Я сижу в трамвае — он везет меня домой — и впервые испытываю страх. Почему всё в таком секрете и так сложно? Почему нельзя просто взять и удалить? Внутри у меня тихо, как в кафедральном соборе, — ни намека на то, что смертоносный инструмент только что проколол оболочку, которая должна была защищать то, что хотело жить против моей воли. Дома Эббе кормит Хэлле, бледный и взволнованный. Я рассказываю о результатах. Тебе не стоило этого делать, то и дело повторяет он, ты подвергла себя опасности, так нельзя.

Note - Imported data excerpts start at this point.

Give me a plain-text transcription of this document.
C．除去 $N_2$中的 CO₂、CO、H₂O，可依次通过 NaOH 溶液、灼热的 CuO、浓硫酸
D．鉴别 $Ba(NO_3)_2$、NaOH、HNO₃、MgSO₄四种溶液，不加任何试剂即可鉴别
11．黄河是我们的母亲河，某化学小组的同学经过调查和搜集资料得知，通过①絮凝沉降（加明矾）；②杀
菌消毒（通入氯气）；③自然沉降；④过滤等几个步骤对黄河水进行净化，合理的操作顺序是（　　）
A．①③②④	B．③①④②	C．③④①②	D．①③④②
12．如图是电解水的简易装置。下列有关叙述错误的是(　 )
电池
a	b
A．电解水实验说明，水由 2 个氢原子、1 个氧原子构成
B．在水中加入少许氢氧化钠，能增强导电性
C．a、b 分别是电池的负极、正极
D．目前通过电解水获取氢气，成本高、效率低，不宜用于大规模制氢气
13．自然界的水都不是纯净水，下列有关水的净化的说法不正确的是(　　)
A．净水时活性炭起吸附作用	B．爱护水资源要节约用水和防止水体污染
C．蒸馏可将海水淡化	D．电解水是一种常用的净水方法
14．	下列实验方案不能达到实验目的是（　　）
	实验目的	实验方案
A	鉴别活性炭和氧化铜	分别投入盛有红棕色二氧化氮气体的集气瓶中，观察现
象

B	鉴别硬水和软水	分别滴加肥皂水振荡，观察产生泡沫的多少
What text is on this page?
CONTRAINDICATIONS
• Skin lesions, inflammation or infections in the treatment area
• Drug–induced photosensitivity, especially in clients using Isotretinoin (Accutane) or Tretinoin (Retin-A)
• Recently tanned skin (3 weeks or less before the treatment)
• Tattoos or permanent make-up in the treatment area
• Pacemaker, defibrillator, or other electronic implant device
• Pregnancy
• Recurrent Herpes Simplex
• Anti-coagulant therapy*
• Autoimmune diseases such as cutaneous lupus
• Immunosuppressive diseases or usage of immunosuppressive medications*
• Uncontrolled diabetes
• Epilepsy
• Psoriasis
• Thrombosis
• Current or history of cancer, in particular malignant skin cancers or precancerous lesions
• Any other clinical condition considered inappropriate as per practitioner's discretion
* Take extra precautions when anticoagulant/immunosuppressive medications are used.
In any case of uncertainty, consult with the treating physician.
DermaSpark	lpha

Большую часть ночи мы не можем заснуть. Ни крови, ни вод, ни температуры — и никто не предупредил, что делать в подобном случае. Вдруг раздается сигнал воздушной тревоги. Мы переносим кроватку Хэлле в бомбоубежище — она никогда от этого не просыпается. Люди вокруг сидят в полудремоте. Я беседую с соседкой снизу, которая пичкает своего сонного ребенка печеньем. Молодая женщина со слабовыраженными, незавершенными чертами лица, которая, может быть, тоже пыталась удалить ребенка — этого или более позднего. Может быть, множество женщин прошли через то же самое, что и я, но говорить об этом не принято. Даже Эббе я не раскрыла имени врача из Шарлоттенлунда: если со мной что-то случится, доктор останется непричастным. В самый последний момент именно он согласился помочь мне, и я испытываю чувство солидарности с ним, хотя он и неприятный человек.